Rechtsextremismus-Experte spricht von "globalen Terrorismus"

"Das sind keine klassischen Nazis", sagt der Rechtsextremismus-Experte Miro Dittrich von der Amadeu Antonio Stiftung. Die Täter seien vor allem Männer, die der Meinung seien, sie hätten bestimmte Anrechte, zum Beispiel auf Frauen. Die Kränkung durch den Misserfolg im eigenen Leben schlage bei manchen in Wut um. Statt in einer deutschen rechtsextremistischen Szene hätten sie in einer Art weltweiter Gemeinschaft zueinander gefunden. Dittrich spricht von einem "globalen Terrorismus". "Wir sehen, dass die deutschen Sicherheitsbehörden für diese Gefahr noch überhaupt kein Konzept haben."

"Wir sehen, dass die deutschen Sicherheitsbehörden für diese Gefahr noch überhaupt kein Konzept haben."
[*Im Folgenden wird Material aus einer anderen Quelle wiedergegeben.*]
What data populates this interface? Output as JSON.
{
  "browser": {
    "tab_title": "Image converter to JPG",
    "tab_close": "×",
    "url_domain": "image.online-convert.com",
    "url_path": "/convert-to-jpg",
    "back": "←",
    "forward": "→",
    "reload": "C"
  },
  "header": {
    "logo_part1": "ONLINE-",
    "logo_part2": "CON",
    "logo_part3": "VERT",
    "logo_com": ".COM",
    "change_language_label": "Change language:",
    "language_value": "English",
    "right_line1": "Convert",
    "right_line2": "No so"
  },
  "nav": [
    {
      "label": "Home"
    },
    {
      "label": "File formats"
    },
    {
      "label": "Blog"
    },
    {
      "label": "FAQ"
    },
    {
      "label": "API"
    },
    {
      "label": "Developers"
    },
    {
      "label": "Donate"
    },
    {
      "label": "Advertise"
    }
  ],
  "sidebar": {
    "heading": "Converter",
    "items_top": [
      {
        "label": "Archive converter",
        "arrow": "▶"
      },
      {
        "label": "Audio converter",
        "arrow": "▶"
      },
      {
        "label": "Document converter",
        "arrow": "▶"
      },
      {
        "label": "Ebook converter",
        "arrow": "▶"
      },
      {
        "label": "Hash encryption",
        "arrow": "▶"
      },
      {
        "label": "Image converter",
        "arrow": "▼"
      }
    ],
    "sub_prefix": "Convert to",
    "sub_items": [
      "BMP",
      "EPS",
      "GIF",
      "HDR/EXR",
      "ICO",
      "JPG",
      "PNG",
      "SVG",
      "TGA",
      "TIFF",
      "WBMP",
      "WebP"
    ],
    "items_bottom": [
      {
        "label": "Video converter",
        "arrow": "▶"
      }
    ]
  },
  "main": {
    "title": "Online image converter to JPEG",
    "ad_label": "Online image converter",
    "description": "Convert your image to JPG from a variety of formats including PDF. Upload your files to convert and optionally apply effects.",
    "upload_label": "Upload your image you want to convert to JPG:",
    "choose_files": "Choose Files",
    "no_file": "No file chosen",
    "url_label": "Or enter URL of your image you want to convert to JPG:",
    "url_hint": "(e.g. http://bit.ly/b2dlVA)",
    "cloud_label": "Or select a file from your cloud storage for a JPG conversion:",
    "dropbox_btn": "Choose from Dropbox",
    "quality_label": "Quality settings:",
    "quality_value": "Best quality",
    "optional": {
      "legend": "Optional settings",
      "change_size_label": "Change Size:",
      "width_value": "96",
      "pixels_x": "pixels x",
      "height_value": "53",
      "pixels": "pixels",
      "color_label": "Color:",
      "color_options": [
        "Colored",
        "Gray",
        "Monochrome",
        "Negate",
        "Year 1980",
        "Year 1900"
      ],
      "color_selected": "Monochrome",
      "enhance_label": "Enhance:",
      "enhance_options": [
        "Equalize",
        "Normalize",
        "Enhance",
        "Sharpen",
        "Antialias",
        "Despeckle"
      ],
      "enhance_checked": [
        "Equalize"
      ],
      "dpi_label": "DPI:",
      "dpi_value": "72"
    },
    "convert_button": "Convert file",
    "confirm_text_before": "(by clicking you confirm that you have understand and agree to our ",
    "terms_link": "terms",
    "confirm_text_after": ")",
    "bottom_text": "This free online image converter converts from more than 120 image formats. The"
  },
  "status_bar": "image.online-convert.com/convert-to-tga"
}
Miro Dittrich, Amadeu Antonio Stiftung

Der Grünen-Politiker Sebastian Striegel, Mitglied des Landtags Sachsen-Anhalt, fordert nun, die Radikalisierung in solchen internationalen Foren genauer zu beobachten. "Die Taten haben aus meiner Sicht eine internationale Dimension", sagte er am Montag nach einer Sondersitzung des Innenausschusses in Magdeburg. Auch Sachsen-Anhalts Innenminister Holger Stahlknecht (CDU) äußerte einen Wunsch: "Ich brauche die Auswertung: Was war in den Netzen?" Es scheint zweifelhaft, dass jemand derzeit in der Lage sein wird, ihm diese zu liefern.